Haymaker will open this December on North Killingsworth, pairing home cookout food with beers and shots.

The North Killingsworth space once home to Eddie's Flat Iron pizza will soon be home to a whiskey-heavy bar serving up backyard-cookout food like sausages, wings, skewers and barbecue chicken sandwiches, on a bar made in part with wood from an old bowling alley.

"It'll be beer and shots, and simple cocktails," says co-owner Dave Bertelo, starting cook at the business-formerly-known-as-Casa del Matador and a former general manager of downtown's Punch Bowl Social.

Bertelo and co-owner Nick Brown, a longtime bartender at Kells Irish Pub, say they want to serve up casual drinks and food with a lot of care, using local purveyors all the way down to the pepper sauces, sausage and liquor.

They're also making much of their bar out of reclaimed wood from pieces of bygone Portland, including a closed Milwaukie bowling alley.

"We got the lane dividers," says Bertelo. "We're gonna turn those into coffee tables: They're four-inch thick pieces of solid wood. In an homage to Eddie's, we saved wood from the bar that we ripped out, and we're going to use that in our own bar."

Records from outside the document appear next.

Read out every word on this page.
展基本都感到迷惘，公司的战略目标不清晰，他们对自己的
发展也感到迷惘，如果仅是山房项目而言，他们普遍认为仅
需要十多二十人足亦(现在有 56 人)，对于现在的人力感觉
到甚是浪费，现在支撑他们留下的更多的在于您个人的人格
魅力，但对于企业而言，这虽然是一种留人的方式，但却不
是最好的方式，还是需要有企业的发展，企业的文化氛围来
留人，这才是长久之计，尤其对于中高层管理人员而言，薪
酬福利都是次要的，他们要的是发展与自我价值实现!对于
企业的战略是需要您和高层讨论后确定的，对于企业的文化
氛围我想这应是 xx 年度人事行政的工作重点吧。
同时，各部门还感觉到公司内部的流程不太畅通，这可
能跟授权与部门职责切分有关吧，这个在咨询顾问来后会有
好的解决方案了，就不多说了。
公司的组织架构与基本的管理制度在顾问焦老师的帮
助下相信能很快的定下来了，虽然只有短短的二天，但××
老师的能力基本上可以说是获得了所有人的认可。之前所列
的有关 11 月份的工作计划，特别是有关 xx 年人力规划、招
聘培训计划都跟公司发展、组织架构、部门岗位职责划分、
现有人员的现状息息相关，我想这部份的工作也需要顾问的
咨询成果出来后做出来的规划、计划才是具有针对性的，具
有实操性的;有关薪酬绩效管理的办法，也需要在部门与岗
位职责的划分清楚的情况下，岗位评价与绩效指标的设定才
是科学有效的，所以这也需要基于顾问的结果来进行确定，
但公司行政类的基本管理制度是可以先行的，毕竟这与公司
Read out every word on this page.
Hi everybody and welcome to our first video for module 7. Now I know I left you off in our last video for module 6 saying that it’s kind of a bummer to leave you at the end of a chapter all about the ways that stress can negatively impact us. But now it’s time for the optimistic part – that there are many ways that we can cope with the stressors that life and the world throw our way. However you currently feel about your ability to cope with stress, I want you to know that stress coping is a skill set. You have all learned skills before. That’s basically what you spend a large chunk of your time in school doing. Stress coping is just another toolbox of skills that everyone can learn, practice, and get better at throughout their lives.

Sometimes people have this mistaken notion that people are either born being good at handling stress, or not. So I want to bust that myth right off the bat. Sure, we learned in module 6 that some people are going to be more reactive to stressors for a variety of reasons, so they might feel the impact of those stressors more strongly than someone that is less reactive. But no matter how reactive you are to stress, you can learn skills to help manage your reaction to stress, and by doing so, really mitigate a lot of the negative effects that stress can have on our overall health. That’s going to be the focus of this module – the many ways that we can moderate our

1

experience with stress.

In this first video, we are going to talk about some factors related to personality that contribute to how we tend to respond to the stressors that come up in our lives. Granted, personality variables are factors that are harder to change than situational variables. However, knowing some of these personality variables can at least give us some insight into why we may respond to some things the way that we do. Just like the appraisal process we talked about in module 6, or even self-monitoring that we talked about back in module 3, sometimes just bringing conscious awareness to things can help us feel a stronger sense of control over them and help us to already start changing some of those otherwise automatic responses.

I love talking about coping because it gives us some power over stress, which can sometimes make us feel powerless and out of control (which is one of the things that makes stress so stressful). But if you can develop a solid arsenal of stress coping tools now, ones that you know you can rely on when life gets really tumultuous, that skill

The windows, meanwhile, were 60-year-old frames pulled out of Bertelo's old house, while other decor will include repurposed signs, lighting and barn fixtures found at Old Portland Hardware.

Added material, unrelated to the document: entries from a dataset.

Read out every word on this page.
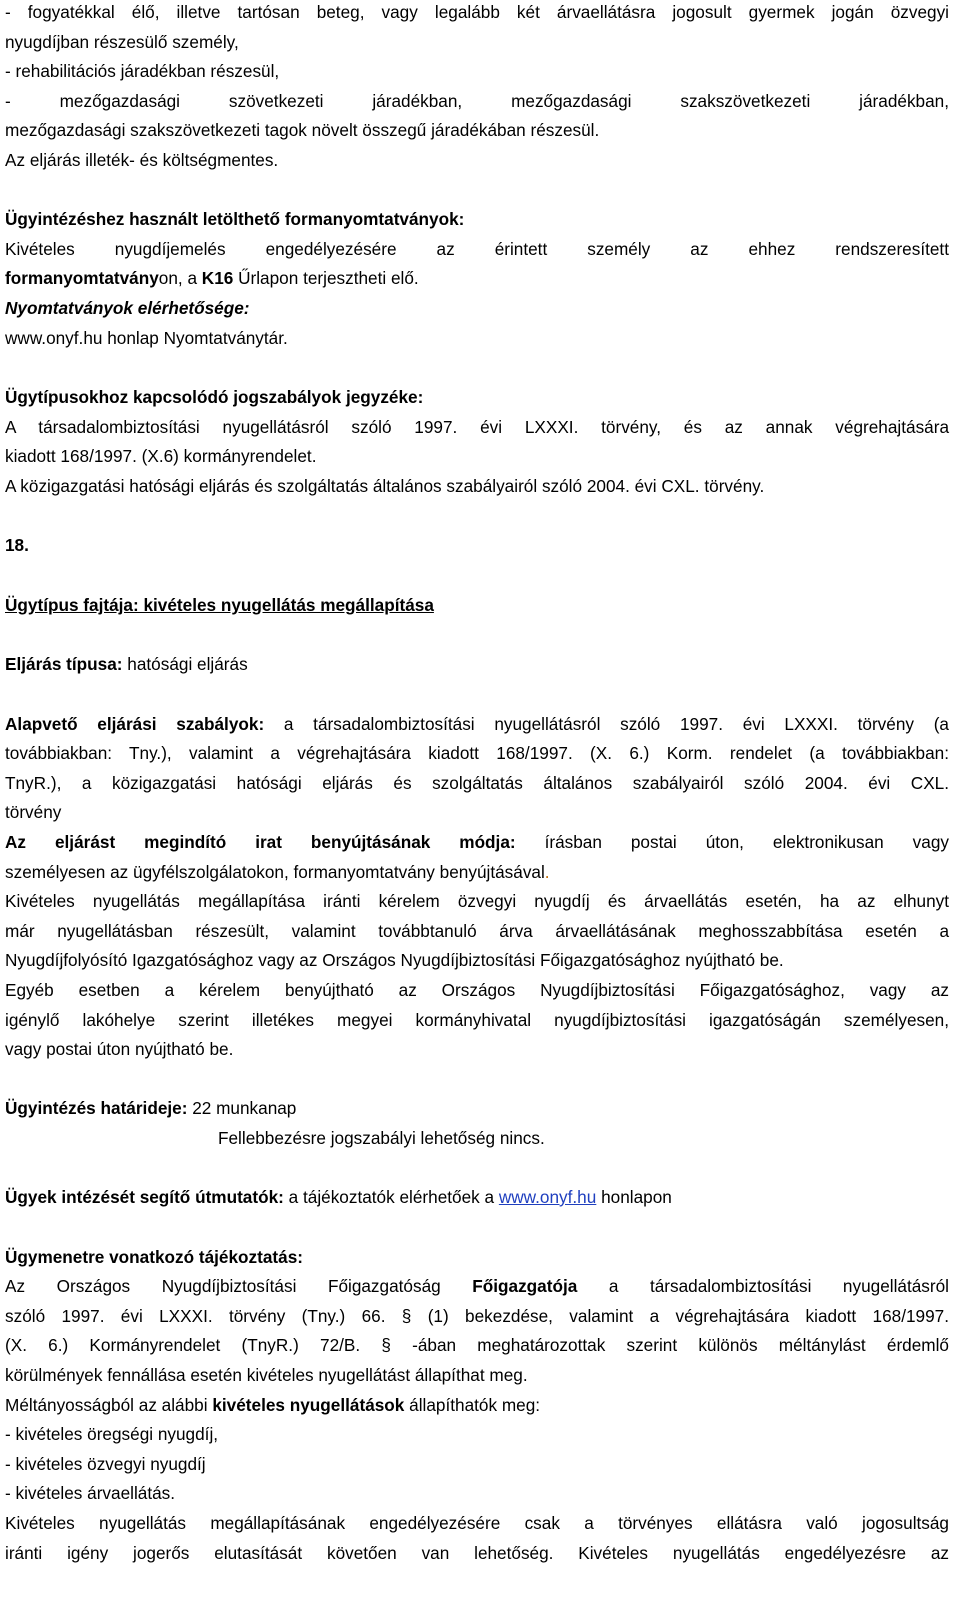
- fogyatékkal élő, illetve tartósan beteg, vagy legalább két árvaellátásra jogosult gyermek jogán özvegyi
nyugdíjban részesülő személy,
- rehabilitációs járadékban részesül,
- mezőgazdasági szövetkezeti járadékban, mezőgazdasági szakszövetkezeti járadékban,
mezőgazdasági szakszövetkezeti tagok növelt összegű járadékában részesül.
Az eljárás illeték- és költségmentes.
Ügyintézéshez használt letölthető formanyomtatványok:
Kivételes nyugdíjemelés engedélyezésére az érintett személy az ehhez rendszeresített
formanyomtatványon, a K16 Űrlapon terjesztheti elő.
Nyomtatványok elérhetősége:
www.onyf.hu honlap Nyomtatványtár.
Ügytípusokhoz kapcsolódó jogszabályok jegyzéke:
A társadalombiztosítási nyugellátásról szóló 1997. évi LXXXI. törvény, és az annak végrehajtására
kiadott 168/1997. (X.6) kormányrendelet.
A közigazgatási hatósági eljárás és szolgáltatás általános szabályairól szóló 2004. évi CXL. törvény.
18.
Ügytípus fajtája: kivételes nyugellátás megállapítása
Eljárás típusa: hatósági eljárás
Alapvető eljárási szabályok: a társadalombiztosítási nyugellátásról szóló 1997. évi LXXXI. törvény (a
továbbiakban: Tny.), valamint a végrehajtására kiadott 168/1997. (X. 6.) Korm. rendelet (a továbbiakban:
TnyR.), a közigazgatási hatósági eljárás és szolgáltatás általános szabályairól szóló 2004. évi CXL.
törvény
Az eljárást megindító irat benyújtásának módja: írásban postai úton, elektronikusan vagy
személyesen az ügyfélszolgálatokon, formanyomtatvány benyújtásával.
Kivételes nyugellátás megállapítása iránti kérelem özvegyi nyugdíj és árvaellátás esetén, ha az elhunyt
már nyugellátásban részesült, valamint továbbtanuló árva árvaellátásának meghosszabbítása esetén a
Nyugdíjfolyósító Igazgatósághoz vagy az Országos Nyugdíjbiztosítási Főigazgatósághoz nyújtható be.
Egyéb esetben a kérelem benyújtható az Országos Nyugdíjbiztosítási Főigazgatósághoz, vagy az
igénylő lakóhelye szerint illetékes megyei kormányhivatal nyugdíjbiztosítási igazgatóságán személyesen,
vagy postai úton nyújtható be.
Ügyintézés határideje: 22 munkanap
Fellebbezésre jogszabályi lehetőség nincs.
Ügyek intézését segítő útmutatók: a tájékoztatók elérhetőek a www.onyf.hu honlapon
Ügymenetre vonatkozó tájékoztatás:
Az Országos Nyugdíjbiztosítási Főigazgatóság Főigazgatója a társadalombiztosítási nyugellátásról
szóló 1997. évi LXXXI. törvény (Tny.) 66. § (1) bekezdése, valamint a végrehajtására kiadott 168/1997.
(X. 6.) Kormányrendelet (TnyR.) 72/B. § -ában meghatározottak szerint különös méltánylást érdemlő
körülmények fennállása esetén kivételes nyugellátást állapíthat meg.
Méltányosságból az alábbi kivételes nyugellátások állapíthatók meg:
- kivételes öregségi nyugdíj,
- kivételes özvegyi nyugdíj
- kivételes árvaellátás.
Kivételes nyugellátás megállapításának engedélyezésére csak a törvényes ellátásra való jogosultság
iránti igény jogerős elutasítását követően van lehetőség. Kivételes nyugellátás engedélyezésre az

But Haymaker will also have a fairly uncommon service model at bars that expect to serve lot of food. Unlike Portland places that have moved toward counter service, Haymaker will obliterate the line between bartenders and cooks to avoid pay inequality between tipped and non-tipped employees.

"It's been a growing issue: the income inequality between front and back of house," Bertelo says. "So we developed a system where all employees are front and back. We'll stick to specialties and make a lot of food heavily prepared ahead of time—braises, pulled barbecue chicken, chicken wings. We can show anybody how to do chicken wings."

This will also show up in the layout: Haymaker's bar will run around to the open kitchen, so at some parts of the bar you'll be sitting around the kitchen watching prep work on the cutting board.

Bertelo and Brown say they hope open Haymaker by December, but if their food license comes in before their liquor license, they may do a few advance tastings for the neighborhood.

"We really want to be a good food outlet for the five or six blocks around our bar," says Bertelo. "They all seem to be really excited and starved for food, so we want to do things like chicken that we can offer at an affordable rate, something great for people who do take-away dinners. It's a perfect thing they can order in advance, pick up and go."

This will be made easier by online ordering:

"As it looks, our website will link up. So people can buy it through the website, come up to the bar and and say, "Hey, I'm picking up for Molly."